Once a specific population density has been reached, bacterial communities can work together in teams, in order to fulfil certain functions. The coordination of these functions is based on a sensor mechanism, with which the individual bacteria can determine total population density with the help of signal molecules. Once a threshold value is reached, these signal molecules activate genes, and thereby regulate certain cellular functions. Using this process, known as quorum sensing, bacteria control functions such as the colonisation of surfaces, or the production of toxins.

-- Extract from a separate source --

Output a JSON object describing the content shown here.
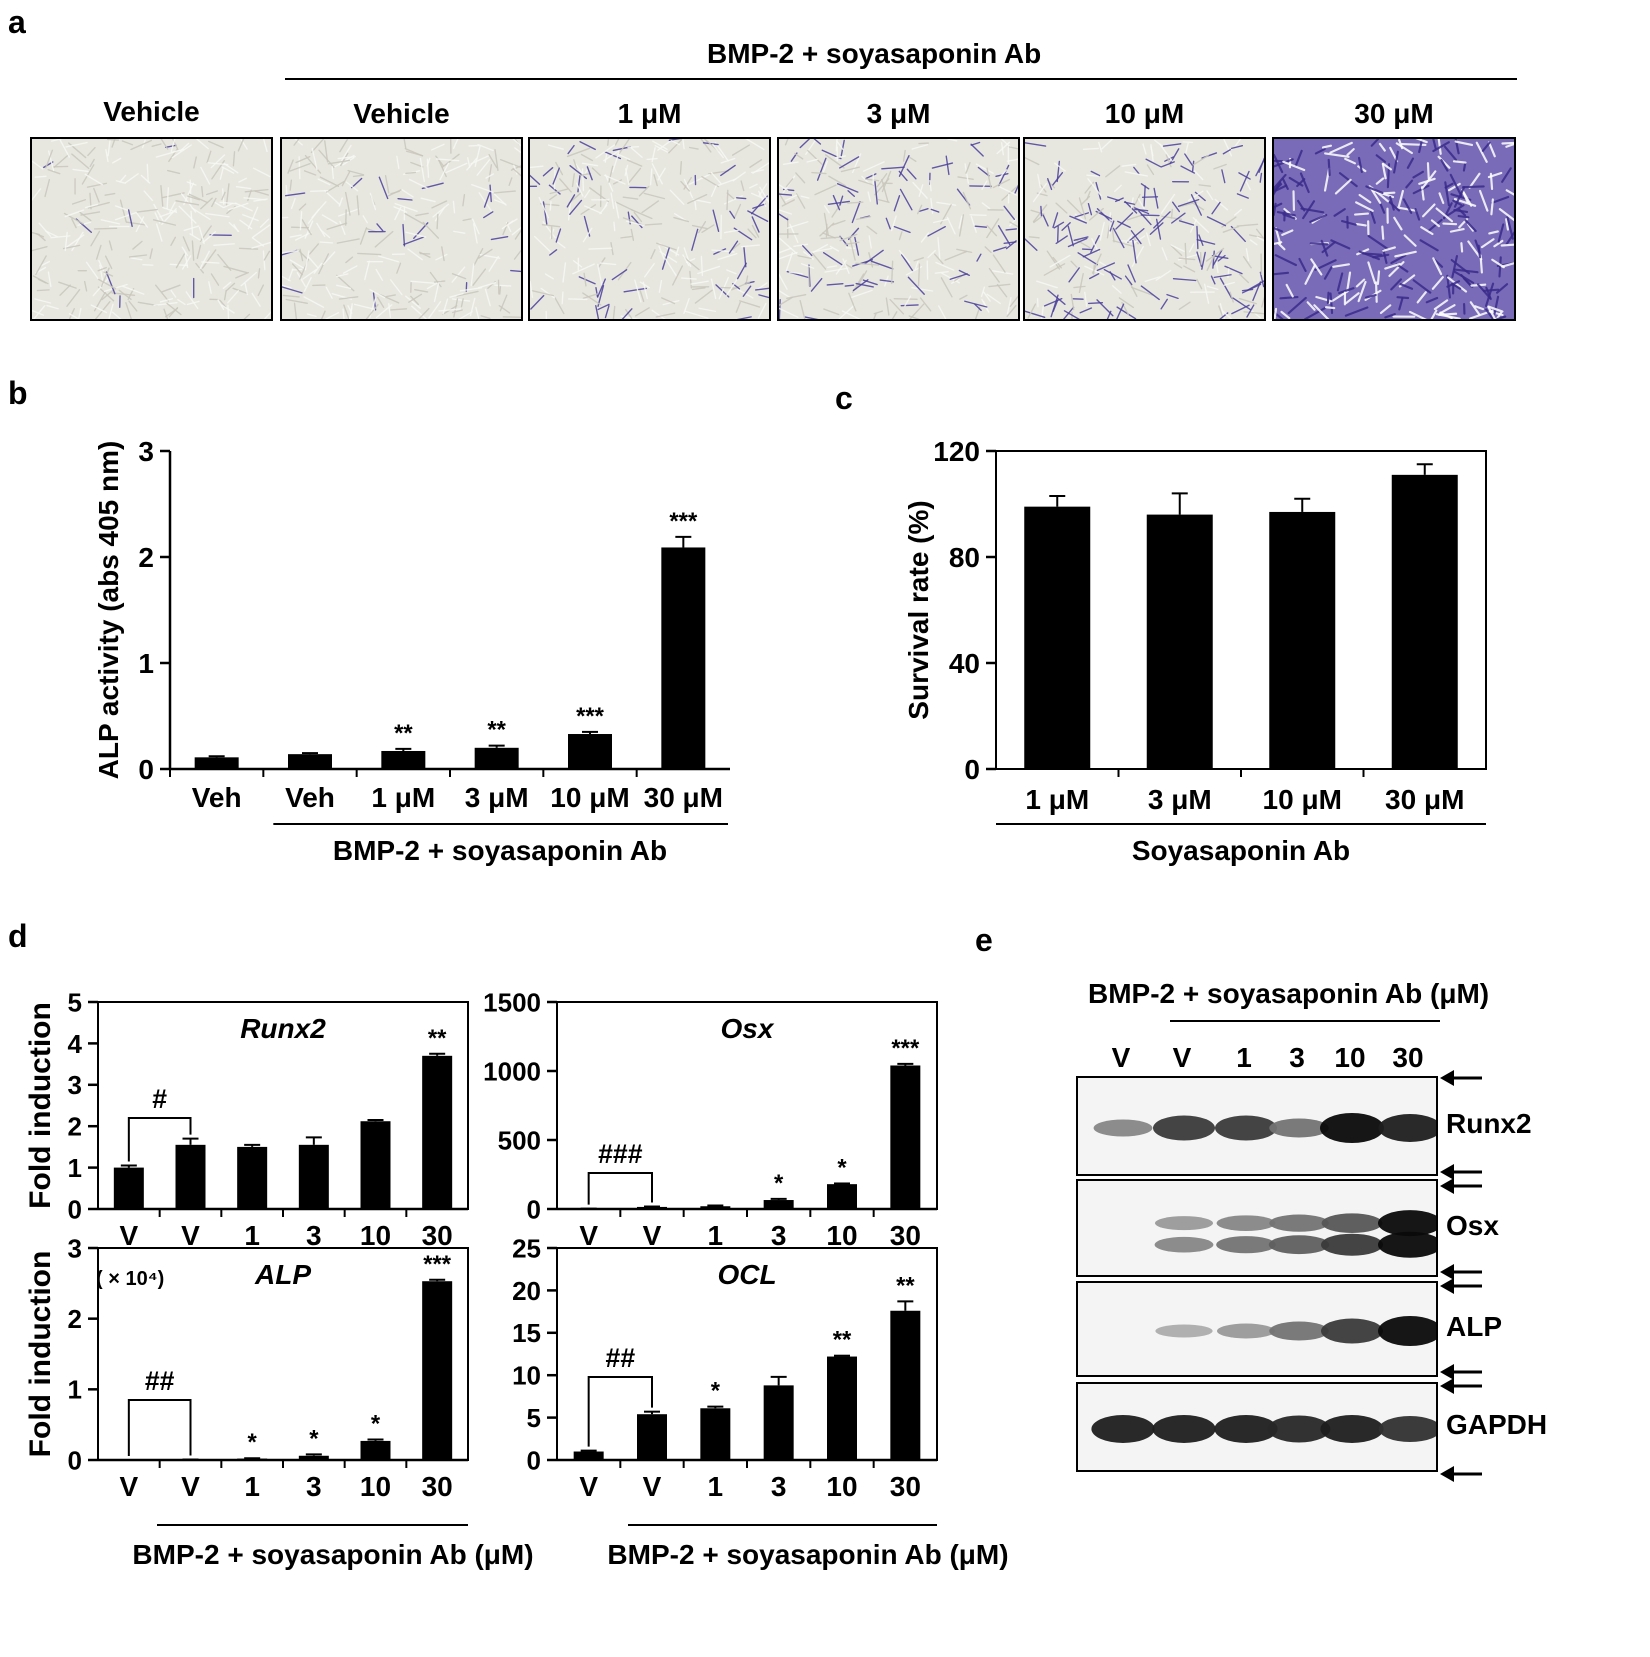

The Kiel research team has now shown that the host organism can change the quorum sensing mechanism of the bacteria. The cnidarians thereby directly influence the bacterial signal molecules, and thus actively promote the colonisation process of their own tissue. "We have found that Hydra not only influences the presence of their bacterial symbionts, but can also directly interfere with their function," emphasised Fraune, research associate in the Cell and Developmental Biology working group. The research team described in detail, for the first time, a host using quorum quenching to inhibit the molecular communication of bacteria. Previously there were only two other examples of such interventions by a host organism. Specifically, the Kiel researchers proved that a modification of certain signal molecules by the host promotes colonisation by Curvibacter, the most frequently-occurring bacteria associated with Hydra.
The CAU researchers studied the influence of the host mechanism on its bacterial community by observing the effect of a signal molecule and its host-modified bacterial counterpart. Firstly, they brought germfree Hydra, i.e. laboratory-bred organisms without bacterial colonisation, into contact with Curvibacter bacteria. It was evident that the bacterial colonisation was poor, as long as non-modified signal molecules were present. As soon as these became modified by the influence of the host organism, the bacteria colonised the body of the cnidarians to a normal extent. The researchers then repeated the experiment on organisms that already displayed bacterial colonisation. The same pattern emerged here, too: only the host-modified signal molecules encouraged consistent and typical colonisation of the Hydra by their bacterial symbionts. Further studies are required to determine how these results, obtained from cnidarian model organisms, can be applied to other life forms. However, since Hydra are primitive evolutionary organisms, it is likely that this mechanism is also similarly present in highly-developed organisms.
"At the interface between basic research and medicine, it is becoming ever clearer that the key to health lies in the balance between the body and bacterial symbionts. In the future we have the challenging task of trying to understand the highly complex relationships between hosts and bacteria. With our new findings, we are a small step closer to achieving this," said an optimistic Fraune.